Vumba – a birding paradise

By Norma Tsopo

The Vumba’s catalogue of birds is so impressive it makes it one of Africa’s premier birding hot spots.

And true to these mountains of mist and drizzle’s reputation, a leisurely tour of Leopard Rock Hotel estate rewarded us with a sighting of an African fish eagle – something we completely did not expect ahead of what are referred to as Vumba specials.

Swynnertons Robin Pic John Caddick

These are bird species that are found in this region only – some of them in near endemic status due to the patched and isolated state of their preferred habitat.

The graceful bird slide in and perched in an acacia tree ahead of us from where it had perfect vantage view of a small dam along the seven kilometre long 18-hole golf course.

The fish eagle not a resident though. Its however a frequent visitor, noted our guide Innocent Bode.

African fish eagle at Leopard Rock Hotel and Resort

“It’s a regular visitor from larger dams in the Vumba and also from Chicamba Dam (a monstrous water body at the foot of the escarpment on the Mozambican side),” Bode said.

The mountain supports a unique community of birds all packed within a relatively small area, making it one of the subcontinent’s premier birding regions.

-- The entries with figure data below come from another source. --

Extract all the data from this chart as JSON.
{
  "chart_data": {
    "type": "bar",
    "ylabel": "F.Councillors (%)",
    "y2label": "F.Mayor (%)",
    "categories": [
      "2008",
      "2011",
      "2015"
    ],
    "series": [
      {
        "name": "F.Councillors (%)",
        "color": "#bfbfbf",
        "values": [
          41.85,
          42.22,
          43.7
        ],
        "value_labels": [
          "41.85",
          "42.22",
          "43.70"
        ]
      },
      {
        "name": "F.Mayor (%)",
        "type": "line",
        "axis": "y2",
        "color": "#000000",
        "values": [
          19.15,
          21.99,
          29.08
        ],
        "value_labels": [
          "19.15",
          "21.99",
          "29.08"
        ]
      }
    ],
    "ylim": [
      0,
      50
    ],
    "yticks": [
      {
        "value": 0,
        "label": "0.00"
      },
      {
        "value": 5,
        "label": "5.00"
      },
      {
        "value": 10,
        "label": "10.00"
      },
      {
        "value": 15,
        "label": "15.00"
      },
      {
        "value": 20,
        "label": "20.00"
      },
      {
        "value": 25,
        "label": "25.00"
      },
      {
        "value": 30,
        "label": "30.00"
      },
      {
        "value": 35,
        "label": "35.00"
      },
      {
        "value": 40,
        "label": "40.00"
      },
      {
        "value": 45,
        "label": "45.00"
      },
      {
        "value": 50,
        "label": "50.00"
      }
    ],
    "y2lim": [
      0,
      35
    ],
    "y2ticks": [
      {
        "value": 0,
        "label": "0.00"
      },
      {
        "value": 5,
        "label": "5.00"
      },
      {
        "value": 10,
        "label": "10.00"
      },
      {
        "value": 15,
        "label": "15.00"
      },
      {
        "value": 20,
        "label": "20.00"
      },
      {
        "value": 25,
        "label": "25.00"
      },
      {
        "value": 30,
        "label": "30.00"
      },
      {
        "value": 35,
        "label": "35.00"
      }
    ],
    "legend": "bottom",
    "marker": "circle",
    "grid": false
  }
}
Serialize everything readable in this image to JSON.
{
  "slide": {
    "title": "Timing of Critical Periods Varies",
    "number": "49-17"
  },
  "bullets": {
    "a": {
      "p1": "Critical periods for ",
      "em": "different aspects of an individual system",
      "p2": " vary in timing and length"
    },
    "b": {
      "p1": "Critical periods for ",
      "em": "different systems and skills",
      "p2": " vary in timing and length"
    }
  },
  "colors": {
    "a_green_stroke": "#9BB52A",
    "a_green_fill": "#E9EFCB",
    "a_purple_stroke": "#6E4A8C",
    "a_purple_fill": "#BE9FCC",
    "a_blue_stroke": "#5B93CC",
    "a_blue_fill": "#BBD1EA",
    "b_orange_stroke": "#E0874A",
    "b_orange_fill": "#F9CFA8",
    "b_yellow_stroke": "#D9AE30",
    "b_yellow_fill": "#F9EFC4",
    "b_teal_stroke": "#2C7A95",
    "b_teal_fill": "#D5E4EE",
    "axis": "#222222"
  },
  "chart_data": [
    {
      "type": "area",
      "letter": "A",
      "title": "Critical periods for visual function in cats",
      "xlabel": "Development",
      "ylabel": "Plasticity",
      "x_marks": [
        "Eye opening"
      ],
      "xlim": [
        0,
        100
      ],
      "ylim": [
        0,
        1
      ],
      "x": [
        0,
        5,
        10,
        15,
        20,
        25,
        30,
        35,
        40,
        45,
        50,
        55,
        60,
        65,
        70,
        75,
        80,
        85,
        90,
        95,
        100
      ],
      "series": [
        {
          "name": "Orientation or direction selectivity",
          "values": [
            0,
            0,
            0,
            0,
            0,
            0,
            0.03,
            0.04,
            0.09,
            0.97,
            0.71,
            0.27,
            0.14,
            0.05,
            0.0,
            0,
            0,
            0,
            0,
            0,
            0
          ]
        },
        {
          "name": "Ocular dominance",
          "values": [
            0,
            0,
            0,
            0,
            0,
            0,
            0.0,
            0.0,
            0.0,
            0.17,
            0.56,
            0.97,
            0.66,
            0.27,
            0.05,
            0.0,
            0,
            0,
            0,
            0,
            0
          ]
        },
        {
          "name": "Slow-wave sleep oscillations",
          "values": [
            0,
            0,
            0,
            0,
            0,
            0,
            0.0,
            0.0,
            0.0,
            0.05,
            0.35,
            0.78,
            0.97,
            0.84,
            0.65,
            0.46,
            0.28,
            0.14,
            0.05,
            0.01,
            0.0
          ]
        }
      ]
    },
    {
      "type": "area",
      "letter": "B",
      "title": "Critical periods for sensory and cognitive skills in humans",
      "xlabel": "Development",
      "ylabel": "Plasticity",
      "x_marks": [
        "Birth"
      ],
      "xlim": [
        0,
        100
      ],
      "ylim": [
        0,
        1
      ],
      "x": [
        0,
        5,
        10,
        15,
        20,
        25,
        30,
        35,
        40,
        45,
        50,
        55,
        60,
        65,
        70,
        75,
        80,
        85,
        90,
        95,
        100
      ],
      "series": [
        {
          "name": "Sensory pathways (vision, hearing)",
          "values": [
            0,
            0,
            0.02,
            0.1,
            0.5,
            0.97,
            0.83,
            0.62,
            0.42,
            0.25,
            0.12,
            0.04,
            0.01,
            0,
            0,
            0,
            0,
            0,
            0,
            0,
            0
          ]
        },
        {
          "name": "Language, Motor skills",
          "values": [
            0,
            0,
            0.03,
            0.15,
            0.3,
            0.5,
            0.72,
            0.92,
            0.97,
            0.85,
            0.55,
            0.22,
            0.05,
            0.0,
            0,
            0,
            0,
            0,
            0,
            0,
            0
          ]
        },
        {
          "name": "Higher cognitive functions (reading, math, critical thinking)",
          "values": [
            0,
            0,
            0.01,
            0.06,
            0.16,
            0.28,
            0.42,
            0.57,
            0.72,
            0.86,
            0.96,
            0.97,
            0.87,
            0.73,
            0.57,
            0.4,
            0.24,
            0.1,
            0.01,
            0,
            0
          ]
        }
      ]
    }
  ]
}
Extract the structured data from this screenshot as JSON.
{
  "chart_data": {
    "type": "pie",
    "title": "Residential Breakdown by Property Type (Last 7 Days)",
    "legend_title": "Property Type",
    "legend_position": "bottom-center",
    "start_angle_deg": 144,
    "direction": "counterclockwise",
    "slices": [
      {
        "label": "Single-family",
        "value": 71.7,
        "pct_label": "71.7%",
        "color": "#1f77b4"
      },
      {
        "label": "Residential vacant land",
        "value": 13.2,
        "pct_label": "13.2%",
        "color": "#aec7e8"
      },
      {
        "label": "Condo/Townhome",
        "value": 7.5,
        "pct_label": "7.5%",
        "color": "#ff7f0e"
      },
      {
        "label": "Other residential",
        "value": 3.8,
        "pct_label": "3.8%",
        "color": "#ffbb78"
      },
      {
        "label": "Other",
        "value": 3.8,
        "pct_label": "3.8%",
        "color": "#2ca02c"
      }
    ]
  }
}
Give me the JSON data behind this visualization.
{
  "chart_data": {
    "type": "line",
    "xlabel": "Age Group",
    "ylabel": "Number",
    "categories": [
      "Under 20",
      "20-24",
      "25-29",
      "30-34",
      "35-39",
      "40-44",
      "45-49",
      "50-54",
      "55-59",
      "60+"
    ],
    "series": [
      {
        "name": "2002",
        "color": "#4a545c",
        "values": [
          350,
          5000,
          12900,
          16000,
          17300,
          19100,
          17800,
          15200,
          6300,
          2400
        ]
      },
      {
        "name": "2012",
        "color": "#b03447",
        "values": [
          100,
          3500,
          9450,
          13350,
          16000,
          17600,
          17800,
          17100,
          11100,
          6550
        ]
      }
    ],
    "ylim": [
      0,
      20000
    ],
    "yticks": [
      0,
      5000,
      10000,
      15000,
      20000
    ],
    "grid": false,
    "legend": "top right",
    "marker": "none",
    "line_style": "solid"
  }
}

Interesting the unique environment offers space for birds that enjoy drier environments which makes the mountain’s western side ideal for some while other species will be found on the eastern moist side. There are also altitudinal and seasonal migrants to look out for.

And its summer – perfect time for birding in these environs, Bonde explained.

To reflect its huge catalogue of bird species the list of birds that are considered Vumba specials is long and diverse. According to Derek Solomon (1997), Guy Gibbon and Sue Worsley (2008) these include:

Swynnerton’s Robin, Orange Ground-Thrush, Red-faced Crimsonwing, Stripe-cheeked Greenbul, Yellow-streaked Greenbul, Chirinda Apalis, Bronzy Sunbird, Olive Sunbird, Variable Sunbird, Miombo Double-collared Sunbird, Roberts’s Warbler, Livingstone’s Turaco, Black-fronted Bush-Shrike, Blue-spotted Wood-Dove, Eastern Saw-wing, Silvery-cheeked Hornbill, Rufous-bellied Tit, Spotted Creeper, Cabanis’s Bunting, Augur Buzzard, Singing Cisticola, Whyte’s Barbet, and Red-throated Twinspot.

Peter’s Twinspot Pic John Caddick

Birdlife Zimbabwe places each of these special birds and others in their respective habitats as follows:

The montane forests and their edges are a favored birding habitat with like Swynnerton’s Robin, White-starred Robin, Red-capped Robin-chat, Orange Ground-thrush, Chirinda Apalis, Roberts’s Warbler, Buff-spotted Flufftail, Yellow-throated Woodland-warbler, Dark-backed Weaver, Yellow-streaked and Stripe-cheeked  Greenbuls, Grey Cuckooshrike, Square-tailed Drongo, White-eared Barbet, Yellow-rumped Tinkerbird, Livingstone’s Turaco, Eastern Bronze-napped Pigeon, African Broadbill, Scaly-throated Honeyguide, Green Twinspot, Red-faced Crimsonwing, African Firefinch and others. Gorgeous Bush-shrike can be found lower in thicket and is replaced higher up by the Black-fronted whilst Blue-mantled Crested Flycatcher is an occasional lowland bird and is replaced higher up by the White-tailed Crested.

Barratt’s Warbler is found in tangles and bracken scrub and Cape Grassbird is in montane grassland but replaced at lower altitudes by Moustached Grass-warbler, whilst Red-winged Warbler is rare but occasionally creeps up from the lowlands. Pale Batis can be found around the Mozambique border area to the east (a round trip through the Burma Valley can give you Green Widowfinch and other lowland specials). Protea plantations have Gurney’s Sugarbird and gardens – such as the botanic garden – Malachite and Bronzy Sunbird.

Miombo Sunbird

Silvery-cheeked Hornbill fly about looking for fruit and visit woodlands too, and in the woodlands are Green-backed Woodpecker, Rufous-bellied Tit, Miombo Tit, Spotted Creeper, Miombo Rock-thrush, Western Violet-backed Sunbird and Cabanis’s Bunting with Bearded Scrub-robin coming up from the lowlands.

Blue Swallow fly the montane grasslands in summer and Common Quail can be found in related habitat. Overhead many habitats are Eastern Saw-wing and raptors include Long-crested Eagle, African Crowned Eagle, Augur Buzzard, Rufous-chested Sparrow hawk, Peregrine and Lanner Falcon, Rock Kestrel and others.